Specific Program goals for the next five years are to:
1. Pursue studies that determine the role of the components of ambient air PM that may account for the ability of such relatively low particle mass concentrations to elicit significant impacts on mortality and morbidity in the general population.
2. In collaboration with the Systemic Toxicology Program, to identify the specific ambient air constituents that correlate most closely with both the transient and persistent cardiac effects by subchronic exposures to particular matter. 3. Extend ongoing studies in New York City in order to determine the extent of the role that ambient air pollution (and especially traffic-related air pollution) plays in the high prevalence of pediatric asthma and its exacerbation.
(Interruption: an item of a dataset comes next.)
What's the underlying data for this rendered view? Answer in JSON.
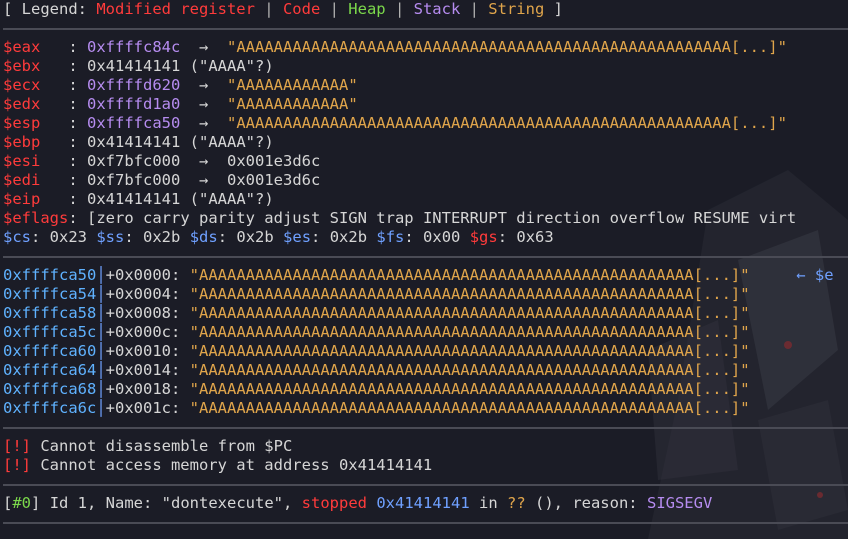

Dr. George D. Thurston, the Program Director for Human Exposure and Health Effects, received an Sc.D. in environmental health science from Harvard University's School of Public Health, and did further research on mortality associated with air pollution at Harvard's Kennedy School of Government before joining NYU in 1988. His research on air pollution and its health effects at NYU has focused on ozone and particulate matter through studies on panels of children in summer camps, in schools in the South Bronx, and adults with pre-existing chronic diseases, as well as on time-series analyses of hospital admissions and excess daily mortality, and on the influence of chronic exposures on longevity in numerous U.S. communities. He has numerous peer-reviewed scientific publications, and has chaired, or been a member of numerous scientific committees for the National Research Council, NIEHS, and EPA. He recently served on the Outdoor Air Polution Working Group for the WHO Global Burden of Disease 2010 Report release in December 2012. Professor Thurston is presently a standing member of the NIH Study Section on Cardiovascular and Sleep Epidemiology (CASE).